“Ah ma che noia, che barba l’ennesimo avvocato in tv”. Ma si potrebbe dire anche per l’ennesimo medico, giudice, giornalista, professore e tutte quelle categorie che spesso sono al centro della produzione della fiction italiana. Eppure…
“Avvocato Ligas” – una produzione Sky Studios e Fabula Pictures tratta da “Un caso complicato per l’avvocato Ligas Perdenti” – segna un nuovo corso non solo nella produzione delle serie tv italiane, ma anche un solco nella carriera di Luca Argentero. L’attore, infatti, si cala perfettamente negli abiti di uno degli avvocati più affascinanti della tv. Sciupafemmine (ai livelli quasi patologici, va a letto con la moglie del socio dello studio. E la pagherà), narcisista, ironico, irriverente, divertente e possessivo. Per nulla allineato ai colleghi imbalsamati, ma sempre borderline. La prima scena è giù un succoso antipasto con un dente rotto per l’avvocato a causa del sesso sfrenato con una donna. Che rocker!
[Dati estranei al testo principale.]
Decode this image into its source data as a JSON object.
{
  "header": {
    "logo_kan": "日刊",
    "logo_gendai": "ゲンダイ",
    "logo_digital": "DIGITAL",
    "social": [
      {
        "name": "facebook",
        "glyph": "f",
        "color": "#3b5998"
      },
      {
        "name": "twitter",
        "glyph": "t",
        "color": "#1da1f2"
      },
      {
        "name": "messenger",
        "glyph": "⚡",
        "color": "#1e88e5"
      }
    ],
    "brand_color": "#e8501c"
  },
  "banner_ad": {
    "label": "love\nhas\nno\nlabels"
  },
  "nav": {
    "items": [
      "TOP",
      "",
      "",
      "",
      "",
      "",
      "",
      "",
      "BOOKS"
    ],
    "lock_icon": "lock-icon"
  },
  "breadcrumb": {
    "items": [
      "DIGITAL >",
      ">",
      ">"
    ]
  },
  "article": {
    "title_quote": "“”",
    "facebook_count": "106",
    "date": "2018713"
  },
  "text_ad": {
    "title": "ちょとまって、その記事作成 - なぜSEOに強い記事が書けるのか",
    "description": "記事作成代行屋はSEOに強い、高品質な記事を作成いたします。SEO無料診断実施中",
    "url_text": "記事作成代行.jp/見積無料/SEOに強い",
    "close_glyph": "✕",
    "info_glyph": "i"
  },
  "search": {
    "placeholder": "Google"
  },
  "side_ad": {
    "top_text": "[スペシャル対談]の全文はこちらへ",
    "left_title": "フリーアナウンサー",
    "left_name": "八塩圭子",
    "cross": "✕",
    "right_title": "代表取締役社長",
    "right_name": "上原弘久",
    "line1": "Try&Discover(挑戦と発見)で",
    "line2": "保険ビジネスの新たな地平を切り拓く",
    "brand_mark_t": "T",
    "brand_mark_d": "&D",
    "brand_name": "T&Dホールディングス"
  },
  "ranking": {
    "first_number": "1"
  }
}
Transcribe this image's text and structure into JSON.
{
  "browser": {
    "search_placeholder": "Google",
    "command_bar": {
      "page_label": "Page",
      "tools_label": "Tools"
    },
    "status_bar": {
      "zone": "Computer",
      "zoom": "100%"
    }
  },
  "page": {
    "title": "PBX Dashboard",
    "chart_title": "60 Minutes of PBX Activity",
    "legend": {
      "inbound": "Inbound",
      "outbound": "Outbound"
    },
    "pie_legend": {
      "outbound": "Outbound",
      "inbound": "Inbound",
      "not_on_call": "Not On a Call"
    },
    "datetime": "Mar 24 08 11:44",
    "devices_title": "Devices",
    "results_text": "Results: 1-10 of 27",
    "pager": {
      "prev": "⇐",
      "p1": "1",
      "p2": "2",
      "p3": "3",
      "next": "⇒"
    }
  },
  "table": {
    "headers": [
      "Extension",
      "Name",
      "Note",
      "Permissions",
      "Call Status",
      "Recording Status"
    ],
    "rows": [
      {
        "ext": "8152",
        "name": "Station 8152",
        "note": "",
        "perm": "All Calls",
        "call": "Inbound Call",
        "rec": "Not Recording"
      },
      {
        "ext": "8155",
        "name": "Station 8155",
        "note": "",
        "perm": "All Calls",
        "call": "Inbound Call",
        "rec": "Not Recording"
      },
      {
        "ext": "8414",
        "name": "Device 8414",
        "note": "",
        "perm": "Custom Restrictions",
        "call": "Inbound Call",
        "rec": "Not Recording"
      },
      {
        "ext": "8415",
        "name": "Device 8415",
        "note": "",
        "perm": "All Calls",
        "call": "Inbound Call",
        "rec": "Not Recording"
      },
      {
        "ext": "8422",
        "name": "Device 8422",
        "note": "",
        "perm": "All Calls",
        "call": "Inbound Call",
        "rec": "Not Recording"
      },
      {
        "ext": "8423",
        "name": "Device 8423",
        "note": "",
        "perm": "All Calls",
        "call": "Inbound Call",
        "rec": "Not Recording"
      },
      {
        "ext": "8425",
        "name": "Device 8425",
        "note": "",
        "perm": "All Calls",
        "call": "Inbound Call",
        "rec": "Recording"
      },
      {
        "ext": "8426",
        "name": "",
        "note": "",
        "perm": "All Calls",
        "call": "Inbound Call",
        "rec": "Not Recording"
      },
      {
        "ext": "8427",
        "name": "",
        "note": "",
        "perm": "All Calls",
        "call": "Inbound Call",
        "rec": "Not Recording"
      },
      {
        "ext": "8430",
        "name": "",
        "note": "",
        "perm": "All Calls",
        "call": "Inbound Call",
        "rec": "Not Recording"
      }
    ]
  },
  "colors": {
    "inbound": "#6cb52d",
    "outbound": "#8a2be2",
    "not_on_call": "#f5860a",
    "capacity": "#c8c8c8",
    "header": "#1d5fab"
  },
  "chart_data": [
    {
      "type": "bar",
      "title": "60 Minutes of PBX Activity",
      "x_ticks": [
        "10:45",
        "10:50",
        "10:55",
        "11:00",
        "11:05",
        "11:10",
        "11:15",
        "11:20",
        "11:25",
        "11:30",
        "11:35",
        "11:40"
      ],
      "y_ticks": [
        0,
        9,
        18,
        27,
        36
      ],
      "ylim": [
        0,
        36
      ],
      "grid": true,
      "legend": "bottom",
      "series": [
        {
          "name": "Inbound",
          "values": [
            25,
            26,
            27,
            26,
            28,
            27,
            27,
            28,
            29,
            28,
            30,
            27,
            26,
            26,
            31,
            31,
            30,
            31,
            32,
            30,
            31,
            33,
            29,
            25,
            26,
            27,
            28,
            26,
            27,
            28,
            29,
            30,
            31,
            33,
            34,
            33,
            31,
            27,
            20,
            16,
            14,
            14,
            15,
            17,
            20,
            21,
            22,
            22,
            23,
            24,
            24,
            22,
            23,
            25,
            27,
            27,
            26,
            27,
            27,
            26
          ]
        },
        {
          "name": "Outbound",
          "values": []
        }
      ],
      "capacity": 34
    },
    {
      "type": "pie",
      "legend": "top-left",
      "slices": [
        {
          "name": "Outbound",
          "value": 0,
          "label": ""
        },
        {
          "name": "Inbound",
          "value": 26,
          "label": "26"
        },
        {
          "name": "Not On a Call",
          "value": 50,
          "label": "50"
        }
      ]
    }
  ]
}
Tra le frasi borderline che Ligas pronuncia nella serie ci sono: “ha la fretta tipica degli sbirri di vendicarsi” rivolgendosi ad un agente di polizia, poi all’assistente in tribunale a Milano dice “pensi di trovare la giustizia qui dentro? Qui c’è soltanto la legge sono due cose ben diverse” e poi rivolto a una inviata alle telecamere dice: “Amici da casa un consiglio: non credete a tutto quello che vi raccontano”. Ultimo ma non ultimo: “Le parole sono messe sotto processo. Quindi tutto quello che viene detto viene sempre spolpato, analizzato e c’è sempre qualcuno che si offende”. Basterebbe solo questo a strappare applausi convinti. E infatti su Sky e in streaming su Now il prodotto sta andando benissimo, la prima puntata al debutto ha superato subito il milione.
Il plauso convinto va dunque agli sceneggiatori Federico Baccomo, Jean Ludwigg, Leonardo Valenti, Matteo Bozzi, Camilla Buizza e Francesco Tosco. Ma anche a Luca Argentero che ha avuto fiuto e si è buttato a capofitto in uno dei ruoli più interessanti del momento.
Che si apra un nuovo corso per l’attore? Citando Ligas “tutto a questo mondo è un processo da vincere”.